This Christmas we decided to create a new family tradition by visiting the Albany Xmas Pines Farm to choose our Christmas Pine Tree.
Those in the know (clearly not us novices) had been out to the farm in September and had selected and tagged their trees already. They arrived with trailers and saws and trekked out to fell their trees – kids in tow, clearly seasoned tree fellers.
We arrived unsure but were quickly ushered into a large garage with all manner of trees. This was of course where we ended up buying the tree but the whole fun of visiting a Christmas Tree Farm is in being able to explore and adventure so the very kind lady there let us do just that and in minutes the girls were darting between the fledgling pines playing a mash up game of tag/hide and seek.
The smell is intoxicating – it just smells like Christmas. There was a fine mist in the air, gently blanketing the Albany hills around us and making us feel like we were a world away from the hustle and bustle of the city.

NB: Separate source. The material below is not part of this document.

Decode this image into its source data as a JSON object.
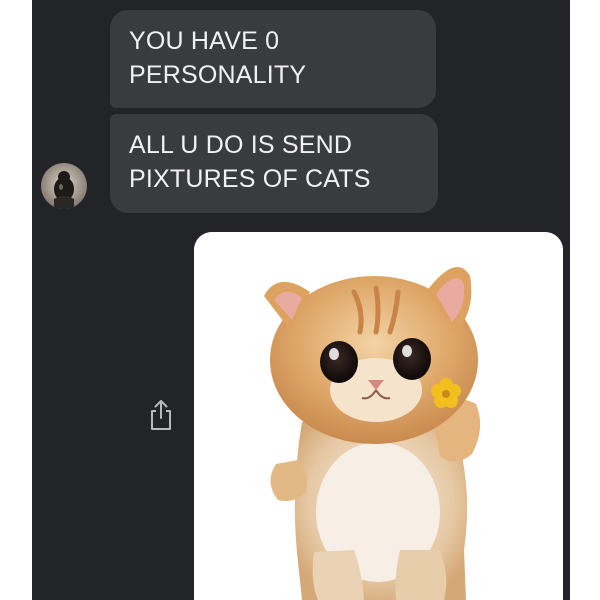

For any family creating traditions is important, and none more so than when you are blending your families together and you feel the pressure of the “but we used to do it that way” as they stare scathingly at the “intruding” family members for changing the way that in their limited memories things have always been done. So this year we decided to get our first real Christmas tree to celebrate our first Christmas together as a patchwork family.
Real Christmas trees are something that have eluded me and my two girls as my ex-husband got hay fever from them so we couldn’t have them in the house. It was something that I always scoffed at so you can imagine my horror when I brushed against one of the Christmas trees at the Christmas Tree Farm today and within 10 minutes had come up in hives!! Yikes!! Unperturbed however (what’s a little hives when you are building family traditions I say) we continued on in our quest for the perfect Christmas Tree.
We found the tree – a lovely tall, lush specimen for the bargain price of $40.
While attempting to pay our three girls (who are 7, 8 and 9) managed to knock over a tree and commenced fighting. Normal service has resumed I thought.
“They’ll be doing that every year you come” a man next to me observed, “Mine have been”. And I looked next to him and saw his grown children standing next to him and I smiled – it’s not a bad thought that in 10 years time the 5 of us will be standing there – the girls 17, 18 and 19 and James and I much older and hopefully wiser. I’m hopeful that by then we will have been organised enough to have picked out our tree in September but then again, organisation never was my strong point so perhaps we will be content to pick from the garage and just run through the trees.
Back home we dressed the tree for the first time as a family of five.
For once I stood back and just let the tree be the tree and let the little experts decorate – decorations everywhere – the broken, the homemade, even that pink poodle that just clashes with everything. It looked better than ever before – even if I am allergic to it!